Изменить размер шрифта - +

Это привело их в чувство. Джеймс посмотрел на меня, и оба подбородка у него затряслись, когда он спросил:

— Как вы можете якшаться со всякими другими , вроде этой…гадалки? Вы же знаете, что она — мерзость перед Господом!

Тут подал голос Аарон, но обращался больше к своему приятелю, а не ко мне.

— А этот  урод? — ткнул он пальцем в сторону Вайля. — Ты посмотри, как он прямо сейчас пытается подчинить себе наши мысли!

— Мальчики, вы сейчас выступаете, как две сявки с промытыми мозгами, — сказала я таким тоном, каким приглашают малыша прочитать детский стишок. — Понимаю, мамочка и папочка вам объяснили, что человеческая раса куда как выше любого из других , а потому смело можно портить их имущество и вытирать об них ноги. Я думаю, они даже купили вам эту упаковку яиц и показали, куда идти. Так?

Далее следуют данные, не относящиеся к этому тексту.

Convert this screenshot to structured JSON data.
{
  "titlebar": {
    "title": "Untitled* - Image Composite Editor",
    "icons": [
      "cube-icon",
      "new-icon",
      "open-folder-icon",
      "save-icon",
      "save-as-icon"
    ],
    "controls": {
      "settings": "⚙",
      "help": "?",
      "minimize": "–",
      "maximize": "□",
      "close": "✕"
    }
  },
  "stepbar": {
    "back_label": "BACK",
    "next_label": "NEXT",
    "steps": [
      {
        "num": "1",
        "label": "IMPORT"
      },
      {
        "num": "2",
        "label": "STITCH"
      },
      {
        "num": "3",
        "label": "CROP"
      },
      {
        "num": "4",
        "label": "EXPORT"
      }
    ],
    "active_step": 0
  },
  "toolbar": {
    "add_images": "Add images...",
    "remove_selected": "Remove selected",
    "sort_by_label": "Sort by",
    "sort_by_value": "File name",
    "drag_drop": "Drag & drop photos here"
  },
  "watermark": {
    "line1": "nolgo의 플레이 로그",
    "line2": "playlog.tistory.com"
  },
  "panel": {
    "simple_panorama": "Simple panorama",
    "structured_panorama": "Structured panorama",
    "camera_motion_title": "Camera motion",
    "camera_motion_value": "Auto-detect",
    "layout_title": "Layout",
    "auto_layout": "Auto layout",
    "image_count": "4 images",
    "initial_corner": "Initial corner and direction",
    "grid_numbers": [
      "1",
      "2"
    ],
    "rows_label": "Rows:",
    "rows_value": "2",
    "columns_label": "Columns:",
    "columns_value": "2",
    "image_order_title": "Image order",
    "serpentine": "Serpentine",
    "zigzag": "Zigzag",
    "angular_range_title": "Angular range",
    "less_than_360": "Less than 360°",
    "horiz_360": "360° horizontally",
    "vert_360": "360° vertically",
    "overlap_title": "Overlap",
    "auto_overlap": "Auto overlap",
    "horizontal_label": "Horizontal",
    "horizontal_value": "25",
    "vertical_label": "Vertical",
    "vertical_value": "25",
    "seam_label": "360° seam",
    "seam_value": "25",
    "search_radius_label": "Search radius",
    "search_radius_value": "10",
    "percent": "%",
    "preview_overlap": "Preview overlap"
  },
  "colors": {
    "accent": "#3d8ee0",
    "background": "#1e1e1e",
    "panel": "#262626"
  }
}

Я наклонилась к ним поближе, всмотрелась в лица. Сопляки не могли поверить, что я вот так сразу их поняла насквозь.

— Где они? — мрачно спросил Вайль. Не получив немедленного ответа, он взревел: — Где?!

Джеймс и Аарон тут же показали дрожащими руками себе за спину. В конце концов мы поняли, что их отцы в фургоне пикетчиков возле яхтенного причала. Вайль прицепил на место ножны, с которых еще капал густой белок, и мы повели мальчишек на настоящее место преступления.

Обычно сила Вайля ощущается как спокойный арктический океан — таинственно-синий, с бесконечными волнами на поверхности и ледяным глубоким течением. Но сейчас, пока мы шли за подростками, я решила: любой нормальный моряк с моей повышенной чувствительностью понял бы, что у барометра вывалилось дно, и сейчас будет черт знает какая буря.

— Э-гм, Вайль? Ты воспринимаешь сейчас, что я чувствую? — сказала я тихо.

Обычно мне хочется, чтобы он от моих эмоций был подальше. Ну, типа как на другой стороне земного шара. Но вот сейчас…

— Нет.

— Ну так обрати внимание.

Я позволила себе легкий вздох облегчения, когда в его глазах, взглянувших в мои, не вспыхнула красная искорка.

— А почему ты обо мне волнуешься?

— Потому что я знаю, что делаю сама, когда взбешусь до потери рассудка. Последствия никогда не бывают приятными. Вот я и думаю, что не стоит, быть может, тебе следовать первому побуждению, когда будем говорить с родителями этих мальчишек. Оторвать им руки и настучать этими руками по голове — не лучшее решение основной проблемы.

— М-да?

Бог мой, он уже и отвечает с моими интонациями!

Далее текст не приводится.